With solution with examples where Have I the vectors? Where do I call sort() ?
Instead of starting the merge sort algorithm with blockSize = 1, you can start it with blockSize = 256000, but you'll need a file that contains sorted blocks of 256000 lines. That's where you are going to use the vector and sort().

f := [A, B].
fileId := 0.
while not end of file X:
vector := read 256000 lines from file X,
sort vector,
write vector to file f[fileId],
fileId := 1 - fileId.
blockSize := 256000.
go to 3 from post #23.

Merge sort is one of the basic algorithms that every programmer should know. If you need more explanations, see Algorithms + Data Structures = Programs by Niklaus Wirth.

mickey

14th July 2007, 19:52

sorry, last question: your solution counts on many (dim_file/block_size) temporary files? Because that's what I understand only now..

jacek

15th July 2007, 00:45

sorry, last question: your solution counts on many (dim_file/block_size) temporary files? Because that's what I understand only now..
You need at least two temporary files, but you can use more.

mickey

17th July 2007, 02:25

sorry but I'm thinking that what I don't understand isn't the merge sort...
You said that I can do with 2 files A and B. So I work with 256000 lines. Sort they and put in file A; then read other 256000 lines, sort(), and put in file B. Now using mergesort to merge two file and write they in the first 500.000 lines of file X. Now I go on. 256.000*2 = 512.000; now the first 512000 lines of X are sorted! But the file isn't finish. Here begin what I don't understand....(I'm thinking this: ); rewind X,A,B. from line 512.001 of X: take a block of 256.000, sort, copy on A; take the next 256.000 block of X, sort, copy on B; mergesort on A and B and overwrite lines from 512.001 to 1024.000; take a block from of 256.000 lines of X from line 1024.000; there's only 120000 lines! Sort them; restart: blocksize 256.000*2=512.000; copy lines from 1 to 512.000 to A (they're sorted); copy lines from 512.001 to B (sorted too); mergesort on A and B and write 1024.000 lines on X; take lines from 1024.000 to end; copy 1024.000 to A and copy the 120.000 lines to B; mergesort on A and B and write on X. Stop. Is it this? It seems me slow...

jacek

19th July 2007, 01:04

You said that I can do with 2 files A and B. So I work with 256000 lines. Sort they and put in file A; then read other 256000 lines, sort(), and put in file B. Now using mergesort to merge two file and write they in the first 500.000 lines of file X. Now I go on. 256.000*2 = 512.000; now the first 512000 lines of X are sorted! But the file isn't finish. Here begin what I don't understand....
Before you start to merge anything, you have to split the whole file, not only the first blocks.
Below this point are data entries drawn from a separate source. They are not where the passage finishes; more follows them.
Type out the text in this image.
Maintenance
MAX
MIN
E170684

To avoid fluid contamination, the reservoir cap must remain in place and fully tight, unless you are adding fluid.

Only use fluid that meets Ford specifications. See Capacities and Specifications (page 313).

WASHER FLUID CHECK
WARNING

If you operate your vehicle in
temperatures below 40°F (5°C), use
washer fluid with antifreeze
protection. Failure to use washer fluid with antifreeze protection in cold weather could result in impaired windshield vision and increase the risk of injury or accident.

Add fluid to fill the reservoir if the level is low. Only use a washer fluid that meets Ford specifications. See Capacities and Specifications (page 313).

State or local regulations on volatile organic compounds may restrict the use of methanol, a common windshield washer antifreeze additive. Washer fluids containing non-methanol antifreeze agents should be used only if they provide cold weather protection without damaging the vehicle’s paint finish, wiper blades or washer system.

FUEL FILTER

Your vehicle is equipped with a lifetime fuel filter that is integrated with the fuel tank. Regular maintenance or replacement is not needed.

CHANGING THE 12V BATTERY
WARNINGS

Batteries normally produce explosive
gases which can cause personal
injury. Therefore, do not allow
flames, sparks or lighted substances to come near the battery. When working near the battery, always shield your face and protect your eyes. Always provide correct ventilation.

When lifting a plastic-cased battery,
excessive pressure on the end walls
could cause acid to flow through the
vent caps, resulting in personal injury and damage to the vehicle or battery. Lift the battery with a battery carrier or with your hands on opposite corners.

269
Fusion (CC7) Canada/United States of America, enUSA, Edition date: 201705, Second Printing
If you have a file 'X' with 2048k of lines, you have to do the following:
repeat 4 times:
lines := read 256k lines from X,
sort lines
write lines to file A
lines := read 256k lines from X,
sort lines
write lines to file B
rewind files
repeat 4 times:
merge 256k line blocks from A and B and append them to X
rewind files
repeat 2 times:
append 512k lines from X to A
append 512k lines from X to B
rewind files
repeat 2 times:
merge 512k line blocks from A and B and append them to X
rewind files
append 1024k lines from X to A
append 1024k lines from X to B
rewind files
merge 1024k line blocks from A and B and append them to X

It seems me slow...
Of course it's slow. If you can't fit your data in memory, everything will be slow, but other methods might be event slower.

Although there might be other solution. If you find such function f, that if line1 < line2, then f(line1) < f(line2), you can sort values returned by that function instead.